A carefully charted map of a long-distance relationship, Jennifer E. Smith's new novel shows that the center of the world isn't necessarily a place. It can be a person, too.

*I received a copy through NetGalley in exchange for an honest review*

The story is told from both Lucy and Owen's POV. While Lucy has always lived in the big city, Owen is more used to the quieter living. You think they couldn't be more opposite, still they have a lot more in common than meets the eye. When a blackout traps them in the elevator, they get a first glimpse of life on the other side and it seems to be not that different. Both of them are lost. She is living on her own, with her brothers away at college and her parents always travelling. He has lost his mom, his dad has mentally checked out and now he had to leave everything behind that he knew. Together though they might find themselves again.
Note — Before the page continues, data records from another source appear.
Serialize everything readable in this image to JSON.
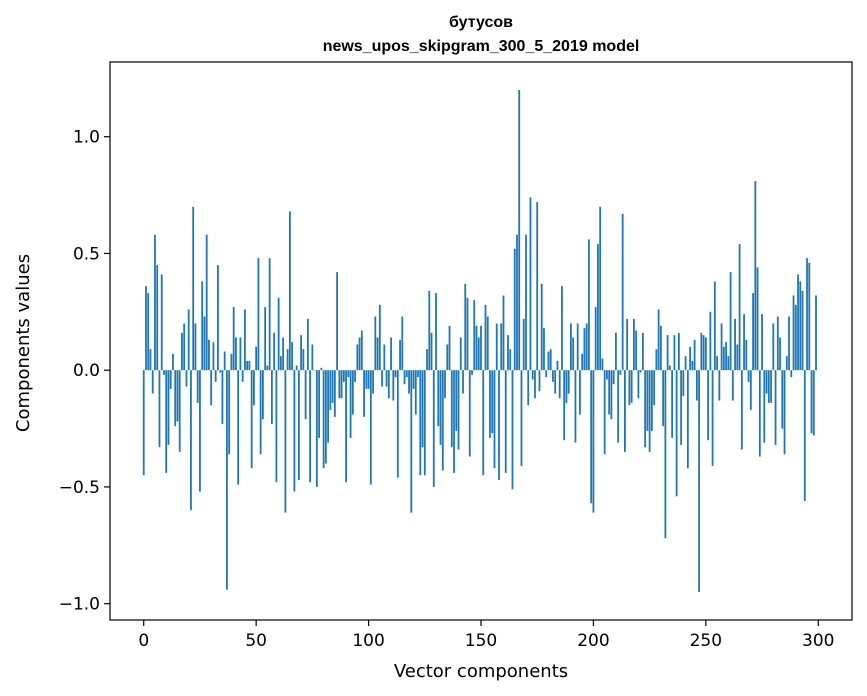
{
  "chart_data": {
    "type": "bar",
    "title": "бутусов",
    "subtitle": "news_upos_skipgram_300_5_2019 model",
    "xlabel": "Vector components",
    "ylabel": "Components values",
    "xlim": [
      -15,
      315
    ],
    "ylim": [
      -1.07,
      1.32
    ],
    "xticks": [
      0,
      50,
      100,
      150,
      200,
      250,
      300
    ],
    "yticks": [
      -1.0,
      -0.5,
      0.0,
      0.5,
      1.0
    ],
    "xtick_labels": [
      "0",
      "50",
      "100",
      "150",
      "200",
      "250",
      "300"
    ],
    "ytick_labels": [
      "−1.0",
      "−0.5",
      "0.0",
      "0.5",
      "1.0"
    ],
    "bar_color": "#1f77b4",
    "grid": false,
    "x_start": 0,
    "values": [
      -0.45,
      0.36,
      0.33,
      0.09,
      -0.1,
      0.58,
      0.45,
      -0.33,
      0.41,
      -0.02,
      -0.44,
      -0.32,
      -0.08,
      0.07,
      -0.24,
      -0.22,
      -0.35,
      0.16,
      0.2,
      -0.07,
      0.26,
      -0.6,
      0.7,
      0.2,
      -0.14,
      -0.52,
      0.38,
      0.23,
      0.58,
      0.13,
      -0.15,
      0.12,
      -0.05,
      0.45,
      -0.01,
      -0.23,
      0.08,
      -0.94,
      -0.36,
      0.07,
      0.27,
      0.14,
      -0.49,
      0.14,
      -0.05,
      0.26,
      0.04,
      0.04,
      -0.42,
      -0.15,
      0.1,
      0.48,
      -0.36,
      -0.21,
      0.27,
      0.02,
      0.48,
      -0.23,
      0.16,
      -0.48,
      0.31,
      0.06,
      0.14,
      -0.61,
      0.09,
      0.68,
      0.12,
      -0.52,
      0.02,
      -0.47,
      0.15,
      0.09,
      -0.21,
      0.22,
      -0.48,
      0.11,
      0.0,
      -0.5,
      -0.29,
      0.01,
      -0.42,
      -0.4,
      -0.31,
      -0.17,
      -0.14,
      -0.2,
      0.42,
      -0.12,
      -0.12,
      -0.05,
      -0.48,
      -0.03,
      -0.29,
      -0.19,
      -0.05,
      0.11,
      0.14,
      0.17,
      -0.2,
      -0.08,
      -0.08,
      -0.49,
      -0.1,
      0.23,
      0.14,
      0.28,
      -0.07,
      0.11,
      -0.07,
      -0.12,
      0.14,
      -0.13,
      -0.03,
      -0.46,
      0.13,
      0.23,
      -0.06,
      -0.03,
      -0.1,
      -0.61,
      -0.08,
      -0.19,
      -0.03,
      -0.45,
      -0.33,
      -0.45,
      0.09,
      0.34,
      0.16,
      -0.5,
      0.33,
      -0.24,
      -0.32,
      -0.43,
      -0.12,
      0.11,
      0.19,
      -0.33,
      -0.44,
      -0.26,
      -0.34,
      0.14,
      -0.1,
      0.37,
      0.31,
      -0.37,
      -0.02,
      0.3,
      0.19,
      0.14,
      0.19,
      -0.45,
      0.28,
      0.23,
      -0.29,
      -0.27,
      -0.42,
      0.2,
      -0.47,
      0.2,
      0.32,
      -0.44,
      0.15,
      0.09,
      -0.51,
      0.52,
      0.58,
      1.2,
      -0.41,
      0.22,
      0.58,
      -0.15,
      0.74,
      -0.04,
      -0.12,
      0.72,
      -0.09,
      0.37,
      0.18,
      -0.03,
      0.08,
      0.09,
      -0.05,
      -0.1,
      0.04,
      -0.12,
      0.36,
      -0.3,
      -0.14,
      -0.1,
      0.2,
      0.14,
      -0.31,
      0.2,
      -0.19,
      0.07,
      0.18,
      0.2,
      0.56,
      -0.57,
      -0.61,
      0.27,
      0.54,
      0.7,
      0.05,
      -0.36,
      -0.04,
      -0.19,
      -0.21,
      -0.06,
      0.16,
      -0.31,
      -0.02,
      0.67,
      -0.35,
      0.22,
      -0.15,
      -0.14,
      0.22,
      0.17,
      -0.12,
      -0.01,
      0.16,
      -0.33,
      -0.26,
      -0.35,
      -0.26,
      -0.15,
      0.09,
      0.26,
      0.19,
      -0.24,
      -0.72,
      0.15,
      0.02,
      -0.29,
      0.15,
      -0.54,
      0.16,
      -0.32,
      -0.11,
      0.06,
      -0.42,
      0.1,
      0.04,
      0.13,
      -0.13,
      -0.95,
      0.16,
      0.15,
      0.14,
      -0.3,
      0.25,
      -0.41,
      0.38,
      0.06,
      -0.13,
      0.2,
      0.1,
      0.12,
      0.06,
      0.42,
      -0.13,
      0.22,
      0.11,
      0.54,
      -0.34,
      0.24,
      0.13,
      -0.05,
      -0.17,
      0.33,
      0.81,
      0.44,
      -0.37,
      0.24,
      -0.31,
      -0.1,
      -0.14,
      -0.14,
      0.2,
      -0.32,
      0.23,
      0.14,
      -0.25,
      -0.36,
      0.06,
      0.23,
      -0.03,
      0.32,
      0.28,
      0.41,
      0.38,
      0.34,
      -0.56,
      0.48,
      0.46,
      -0.27,
      -0.28,
      0.32
    ]
  }
}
Before they can discover what this connection between the means and ocean literally comes between them. The only way they keep in touch is through postcards (Owen) and email (Lucy). It's not easy and life sometimes interrupts them, but they keep coming back.

What I liked maybe the most was the part when they were on opposite sides of the world, they didn't stop living their life. They were not pining away for each other. Of course there was that connection, which they didn't fully understand and can not explain at first. While realizing what it just meant, they did keep on going with their lives, which also means other potential love interests. Very refreshing.
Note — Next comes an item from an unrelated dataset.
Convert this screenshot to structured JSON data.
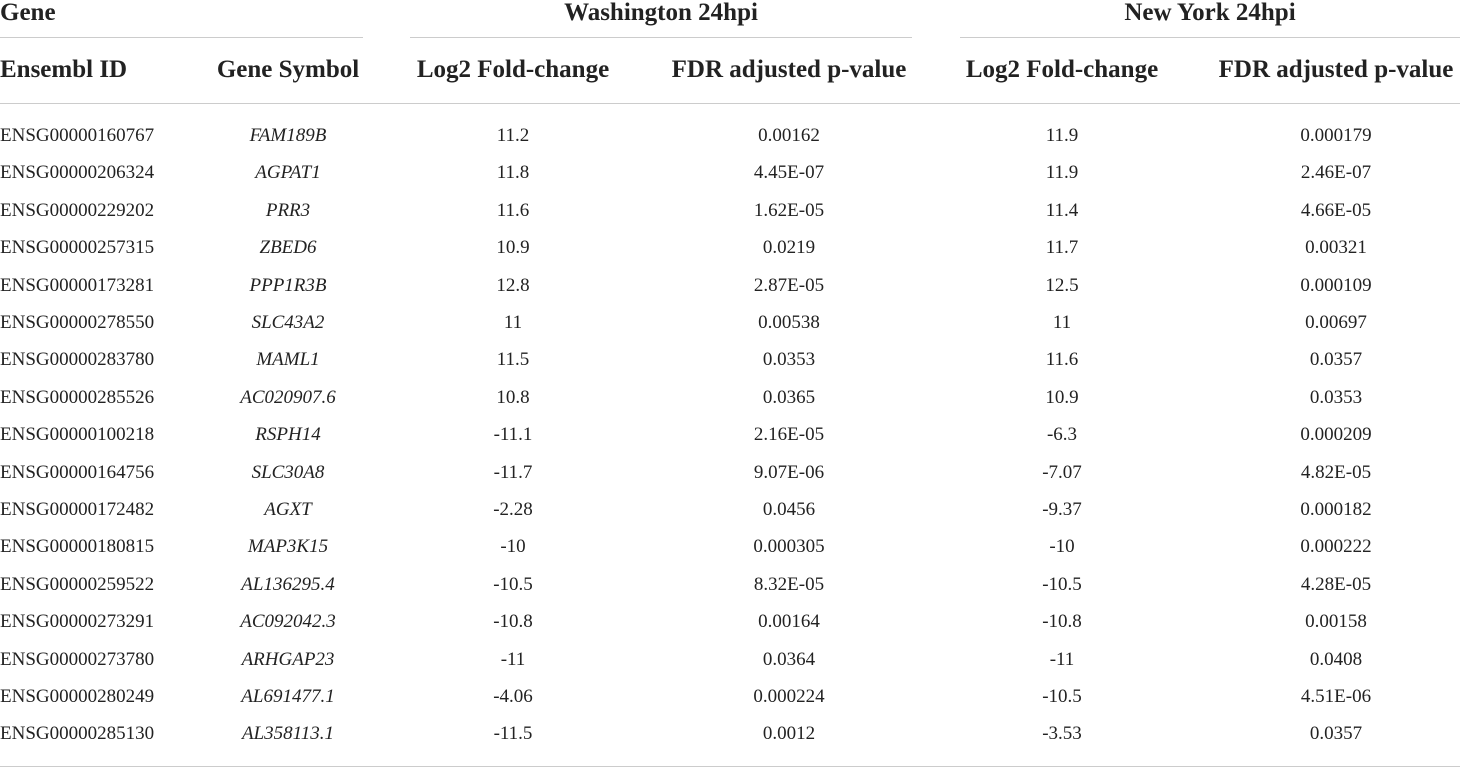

Overall it was a heartwarmingly sweet story, that will make you long for home, wherever of whomever that may be. The writing was superb, with great settings that just tickled my travelling bug. It was really easy to connect with both the main characters and even though it has the makings of a fairy tale, it all still felt very possible and real.

The Author
Jennifer E. Smith is the author of The Statistical Probability of Love at First Sight, The Storm Makers, You Are Here, and The Comeback Season. She earned her master's degree in creative writing from the University of St. Andrews in Scotland, and currently works as an editor in New York City. Her writing has been translated into 28 languages.